Ali Romdhoni, sejarawan dari Universitas Wahid Hasyim Semarang, yang menjadi pembicara Suluk Maleman menyebut, bangsa Indonesia telah memiliki sejarah peradaban yang begitu kuat di masa lampau. Bahkan dalam kunjungannya ke sejumlah negara di Asia dia mendapati jejak kekuasaan kerajaan Nusantara.
”Seperti saat berkunjung ke Vietnam, saya mendapati telah ada komunikasi antara pendahulu kita dengan kerajaan Campa,” ujarnya membuka diskusi.
Dalam literatur yang didapatkannya, dia melihat sejumlah kerajaan seperti Majapahit dan Singasari yang melakukan ekspansi hingga ke Melayu. Hal ini tentu menujukkan jika bangsa ini dulunya memiliki armada laut yang begitu kuat juga.

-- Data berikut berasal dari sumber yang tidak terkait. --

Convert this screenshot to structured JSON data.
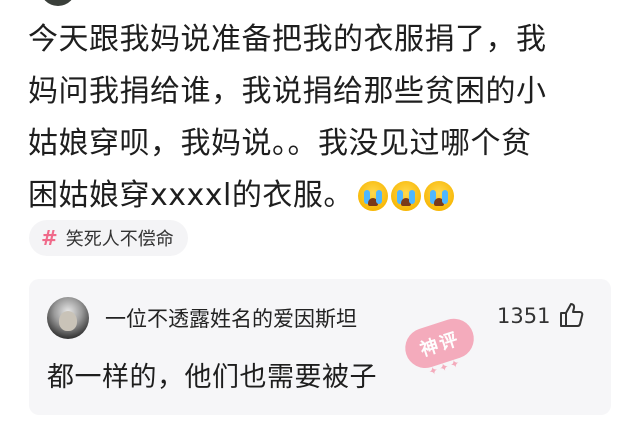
{
  "post": {
    "lines": [
      "今天跟我妈说准备把我的衣服捐了，我",
      "妈问我捐给谁，我说捐给那些贫困的小",
      "姑娘穿呗，我妈说。。我没见过哪个贫",
      "困姑娘穿xxxxl的衣服。"
    ],
    "emojis": [
      "loudly-crying-face",
      "loudly-crying-face",
      "loudly-crying-face"
    ]
  },
  "topic": {
    "icon": "hashtag-icon",
    "label": "笑死人不偿命"
  },
  "comment": {
    "username": "一位不透露姓名的爱因斯坦",
    "likes": "1351",
    "text": "都一样的，他们也需要被子",
    "stamp": "神评"
  },
  "colors": {
    "background": "#ffffff",
    "card": "#f6f6f8",
    "tag_bg": "#f4f4f6",
    "hashtag": "#f06a8a",
    "stamp": "#f4a7b9"
  }
}
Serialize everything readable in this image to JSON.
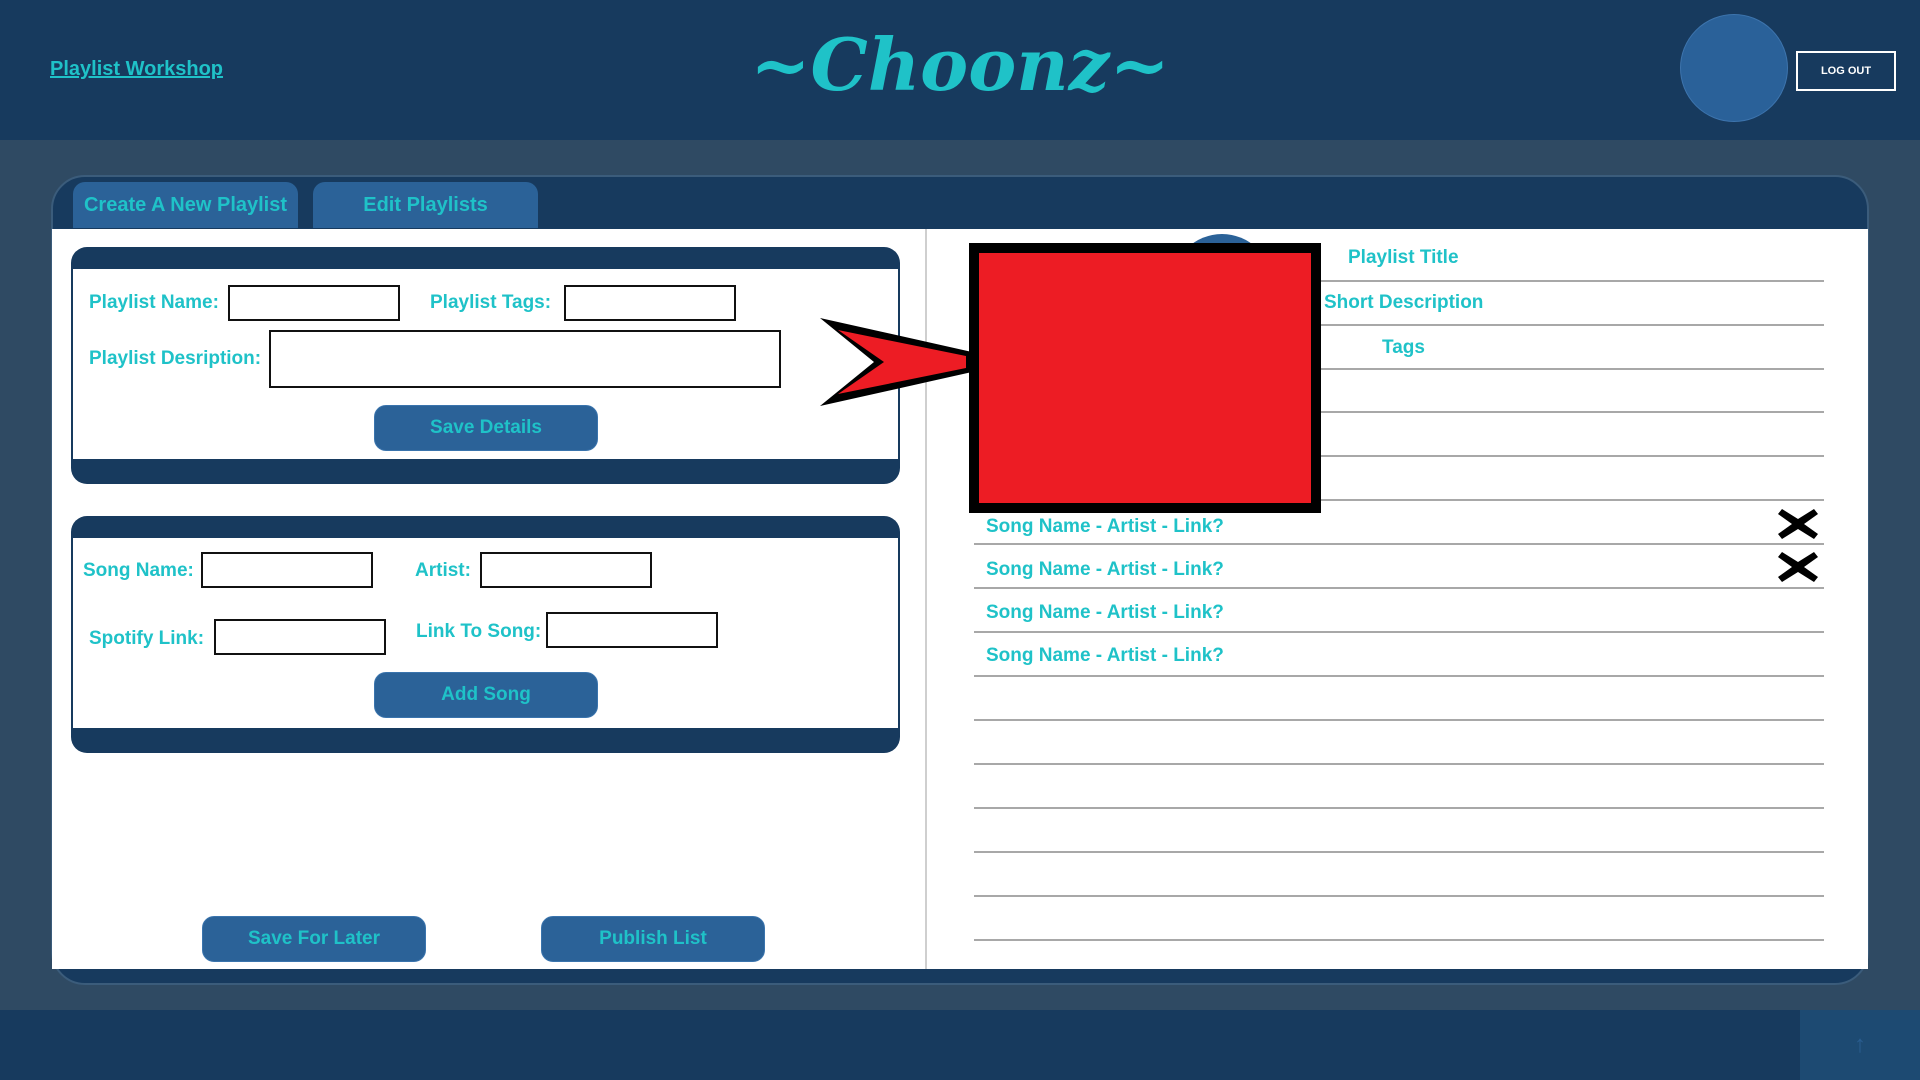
{
  "header": {
    "nav_link": "Playlist Workshop",
    "logo": "~Choonz~",
    "logout_label": "LOG OUT"
  },
  "tabs": {
    "create": "Create A New Playlist",
    "edit": "Edit Playlists"
  },
  "details_form": {
    "name_label": "Playlist Name:",
    "tags_label": "Playlist Tags:",
    "description_label": "Playlist Desription:",
    "save_label": "Save Details"
  },
  "song_form": {
    "song_label": "Song Name:",
    "artist_label": "Artist:",
    "spotify_label": "Spotify Link:",
    "link_label": "Link To Song:",
    "add_label": "Add Song"
  },
  "actions": {
    "save_later": "Save For Later",
    "publish": "Publish List"
  },
  "preview": {
    "title": "Playlist Title",
    "description": "Short Description",
    "tags": "Tags",
    "songs": [
      "Song Name - Artist - Link?",
      "Song Name - Artist - Link?",
      "Song Name - Artist - Link?",
      "Song Name - Artist - Link?"
    ]
  },
  "colors": {
    "header_bg": "#173a5e",
    "accent_text": "#1fc2c8",
    "button_bg": "#2b6298",
    "page_bg": "#2f4a63",
    "cover_red": "#ed1c24"
  },
  "icons": {
    "remove": "close-x-icon",
    "back_to_top": "arrow-up-icon"
  }
}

”Majapahit yang kemudian diteruskan dengan Demak juga memiliki peran strategis dengan Malaka yang dulunya menjadi pusat perdagangan. Banyak kerajaan di Indonesia yang salah satunya mendapatkan hasil kekayaan dari pengelolaan pelabuhan besar,” imbuh pria yang menulis buku Istana Prawoto tersebut.
Bahkan dalam perkembangan Malaka disebutkan oleh Ali Romdhoni, pernah mengirim utusan ke Jawa dalam hal ini Demak terkait tiga poin. Seperti meminta agar tak menghentikan pasokan beras, tidak menutup atau menyerang pertahanan Portugis di Makasar serta terkait agama.

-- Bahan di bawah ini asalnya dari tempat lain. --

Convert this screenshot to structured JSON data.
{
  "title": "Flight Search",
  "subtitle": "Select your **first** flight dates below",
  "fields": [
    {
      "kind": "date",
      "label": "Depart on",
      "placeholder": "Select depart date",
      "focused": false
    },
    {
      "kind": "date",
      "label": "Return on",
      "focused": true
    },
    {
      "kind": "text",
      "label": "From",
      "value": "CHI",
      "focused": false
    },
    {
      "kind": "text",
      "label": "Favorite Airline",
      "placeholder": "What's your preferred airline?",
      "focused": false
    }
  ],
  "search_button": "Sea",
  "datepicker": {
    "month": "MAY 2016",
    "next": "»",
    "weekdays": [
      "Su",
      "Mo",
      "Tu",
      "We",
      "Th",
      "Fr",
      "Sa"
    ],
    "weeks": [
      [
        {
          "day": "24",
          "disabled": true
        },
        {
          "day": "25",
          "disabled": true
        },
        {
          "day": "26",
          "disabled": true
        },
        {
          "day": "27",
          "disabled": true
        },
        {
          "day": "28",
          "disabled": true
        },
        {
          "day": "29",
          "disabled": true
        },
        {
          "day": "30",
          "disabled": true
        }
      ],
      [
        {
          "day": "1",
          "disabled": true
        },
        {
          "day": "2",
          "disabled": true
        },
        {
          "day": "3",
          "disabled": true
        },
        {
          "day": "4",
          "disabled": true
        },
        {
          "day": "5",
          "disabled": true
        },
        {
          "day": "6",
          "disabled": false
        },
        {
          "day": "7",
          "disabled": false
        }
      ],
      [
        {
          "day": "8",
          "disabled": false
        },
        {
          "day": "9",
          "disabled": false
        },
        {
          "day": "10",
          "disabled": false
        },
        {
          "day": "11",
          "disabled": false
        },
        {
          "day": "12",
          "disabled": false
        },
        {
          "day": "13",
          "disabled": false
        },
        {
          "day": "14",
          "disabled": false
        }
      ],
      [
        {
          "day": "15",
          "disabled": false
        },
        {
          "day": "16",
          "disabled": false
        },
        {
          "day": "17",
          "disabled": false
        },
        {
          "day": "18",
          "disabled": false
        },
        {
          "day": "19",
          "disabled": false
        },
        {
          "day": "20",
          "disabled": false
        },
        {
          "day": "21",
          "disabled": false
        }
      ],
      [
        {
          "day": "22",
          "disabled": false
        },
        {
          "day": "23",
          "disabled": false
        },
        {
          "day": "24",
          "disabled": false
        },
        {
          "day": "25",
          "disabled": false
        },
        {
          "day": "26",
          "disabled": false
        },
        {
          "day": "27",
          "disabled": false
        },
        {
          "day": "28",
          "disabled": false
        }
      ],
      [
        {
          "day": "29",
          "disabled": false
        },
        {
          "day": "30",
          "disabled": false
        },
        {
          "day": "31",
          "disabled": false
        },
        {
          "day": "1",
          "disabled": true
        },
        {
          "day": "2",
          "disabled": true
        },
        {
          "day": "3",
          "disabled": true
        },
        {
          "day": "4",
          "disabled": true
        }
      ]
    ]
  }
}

”Ini seakan Portugis melakukan lobi. Karena saat itu Demak memang sangat kuat,” imbuhnya.
Oleh karena itulah, saat Malaka direbut oleh Portugis, kerajaan Demak menjadi salah satu yang berdiri menghadapi Portugis.
”Meski ada yang menyebut Demak cukup kesulitan, namun ada pula sumber lain yang menyebut Portugis harus melakukan apa saja untuk bisa menang melawan Demak. Tentu ini menunjukkan Demak cukup hebat saat dulu,” ujarnya.

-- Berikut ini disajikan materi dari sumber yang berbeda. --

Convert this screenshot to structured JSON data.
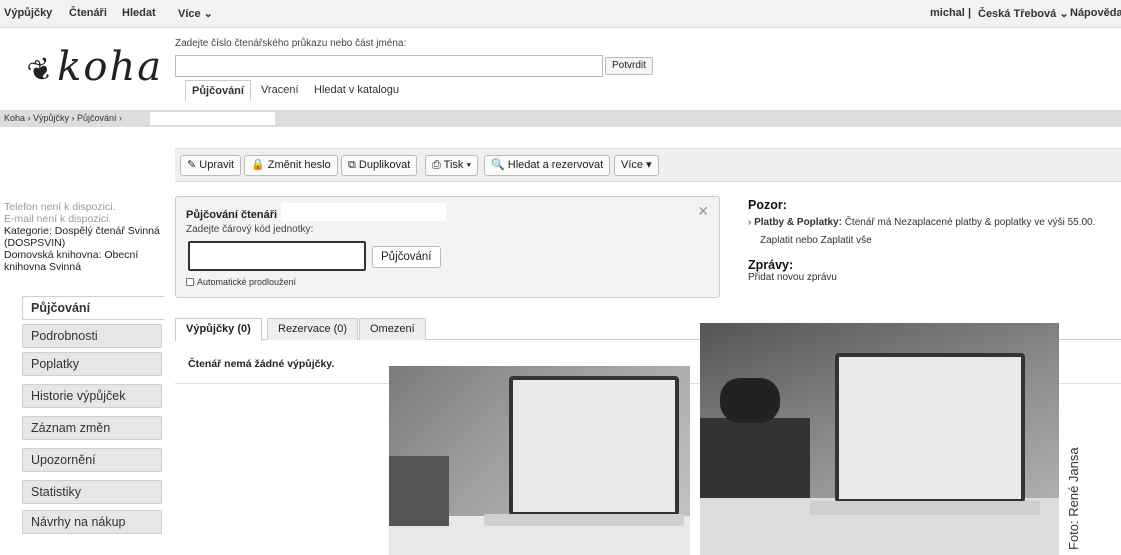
{
  "topnav": {
    "items": [
      "Výpůjčky",
      "Čtenáři",
      "Hledat",
      "Více ⌄"
    ],
    "user": "michal",
    "branch": "Česká Třebová ⌄",
    "help": "Nápověda",
    "separator": "|"
  },
  "logo": {
    "text": "koha",
    "mark": "❦"
  },
  "patron_search": {
    "label": "Zadejte číslo čtenářského průkazu nebo část jména:",
    "submit": "Potvrdit",
    "tabs": [
      "Půjčování",
      "Vracení",
      "Hledat v katalogu"
    ]
  },
  "breadcrumb": "Koha › Výpůjčky › Půjčování ›",
  "toolbar": {
    "edit": "✎ Upravit",
    "password": "🔒 Změnit heslo",
    "duplicate": "⧉ Duplikovat",
    "print": "⎙ Tisk ▾",
    "search_hold": "🔍 Hledat a rezervovat",
    "more": "Více ▾"
  },
  "patron_info": {
    "phone": "Telefon není k dispozici.",
    "email": "E-mail není k dispozici.",
    "category": "Kategorie: Dospělý čtenář Svinná (DOSPSVIN)",
    "library": "Domovská knihovna: Obecní knihovna Svinná"
  },
  "sidemenu": [
    "Půjčování",
    "Podrobnosti",
    "Poplatky",
    "Historie výpůjček",
    "Záznam změn",
    "Upozornění",
    "Statistiky",
    "Návrhy na nákup"
  ],
  "checkout": {
    "title": "Půjčování čtenáři",
    "barcode_label": "Zadejte čárový kód jednotky:",
    "button": "Půjčování",
    "auto_renew": "Automatické prodloužení",
    "close": "✕"
  },
  "notes": {
    "attention_title": "Pozor:",
    "fines_label": "Platby & Poplatky:",
    "fines_text": "Čtenář má Nezaplacené platby & poplatky ve výši 55.00.",
    "pay": "Zaplatit",
    "or": "nebo",
    "pay_all": "Zaplatit vše",
    "messages_title": "Zprávy:",
    "add_message": "Přidat novou zprávu"
  },
  "tabs": [
    "Výpůjčky (0)",
    "Rezervace (0)",
    "Omezení"
  ],
  "no_checkouts": "Čtenář nemá žádné výpůjčky.",
  "credit": "Foto: René Jansa"
}
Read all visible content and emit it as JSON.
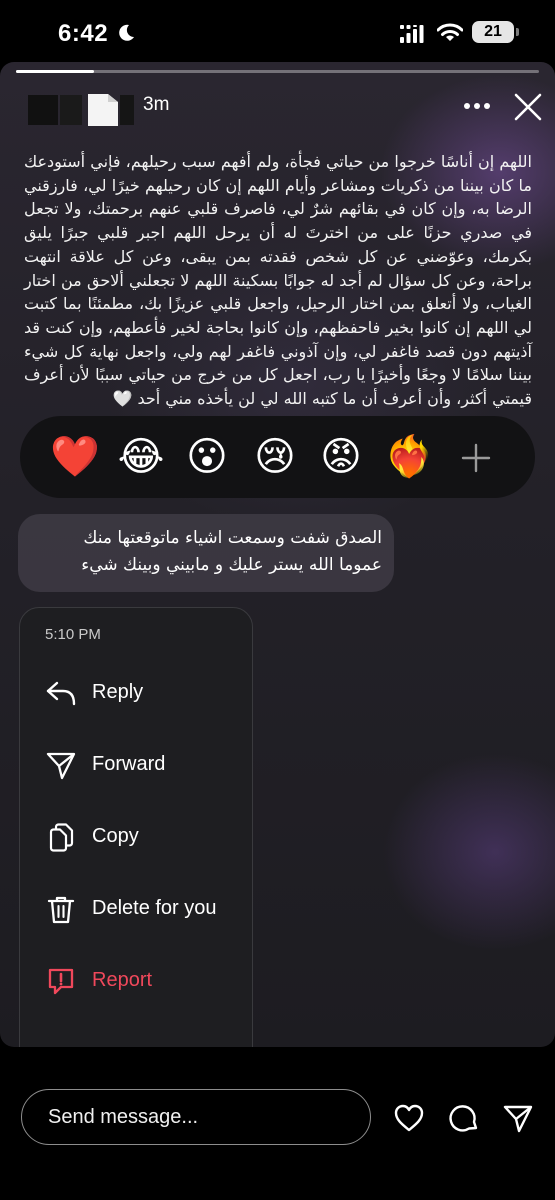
{
  "status_bar": {
    "time": "6:42",
    "battery": "21"
  },
  "story": {
    "progress_fraction": 0.15,
    "posted_ago": "3m",
    "text": "اللهم إن أناسًا خرجوا من حياتي فجأة، ولم أفهم سبب رحيلهم، فإني أستودعك ما كان بيننا من ذكريات ومشاعر وأيام اللهم إن كان رحيلهم خيرًا لي، فارزقني الرضا به، وإن كان في بقائهم شرٌ لي، فاصرف قلبي عنهم برحمتك، ولا تجعل في صدري حزنًا على من اخترتَ له أن يرحل اللهم اجبر قلبي جبرًا يليق بكرمك، وعوّضني عن كل شخص فقدته بمن يبقى، وعن كل علاقة انتهت براحة، وعن كل سؤال لم أجد له جوابًا بسكينة اللهم لا تجعلني ألاحق من اختار الغياب، ولا أتعلق بمن اختار الرحيل، واجعل قلبي عزيزًا بك، مطمئنًا بما كتبت لي اللهم إن كانوا بخير فاحفظهم، وإن كانوا بحاجة لخير فأعطهم، وإن كنت قد آذيتهم دون قصد فاغفر لي، وإن آذوني فاغفر لهم ولي، واجعل نهاية كل شيء بيننا سلامًا لا وجعًا وأخيرًا يا رب، اجعل كل من خرج من حياتي سببًا لأن أعرف قيمتي أكثر، وأن أعرف أن ما كتبه الله لي لن يأخذه مني أحد 🤍"
  },
  "reactions": [
    {
      "emoji": "❤️",
      "name": "heart"
    },
    {
      "emoji": "😂",
      "name": "laugh"
    },
    {
      "emoji": "😮",
      "name": "wow"
    },
    {
      "emoji": "😢",
      "name": "sad"
    },
    {
      "emoji": "😡",
      "name": "angry"
    },
    {
      "emoji": "❤️‍🔥",
      "name": "heart-on-fire"
    }
  ],
  "message": {
    "text": "الصدق شفت وسمعت اشياء ماتوقعتها منك\nعموما الله يستر عليك و مابيني وبينك شيء"
  },
  "menu": {
    "time": "5:10 PM",
    "items": [
      {
        "label": "Reply",
        "icon": "reply-icon"
      },
      {
        "label": "Forward",
        "icon": "forward-icon"
      },
      {
        "label": "Copy",
        "icon": "copy-icon"
      },
      {
        "label": "Delete for you",
        "icon": "trash-icon"
      },
      {
        "label": "Report",
        "icon": "report-icon"
      }
    ]
  },
  "bottom_bar": {
    "placeholder": "Send message..."
  },
  "colors": {
    "danger": "#f0485b",
    "menu_bg": "#1e1e21"
  }
}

Dia juga mendapati pembentukan kerajaan Banjar diduga dilakukan atas mentor dari Kerajaan Demak di masa Sultan Trenggono. Selain itu, dari tujuh kali penyerangan terhadap Malaka, disebutkannya, satu kali dilakukan atas undangan Johor dan satu lainnya atas undangan Aceh.
”Ini menunjukkan Demak sangatlah kuat. Tapi seolah-olah peranan Demak dikecilkan. Ini tentu harus disikapi. Kita punya kedaulatan untuk mengkaji kembali, mengkritisi catatan yang sudah ada. Tentu dengan data yang sebanding atau bahkan lebih baik lagi,” ujarnya.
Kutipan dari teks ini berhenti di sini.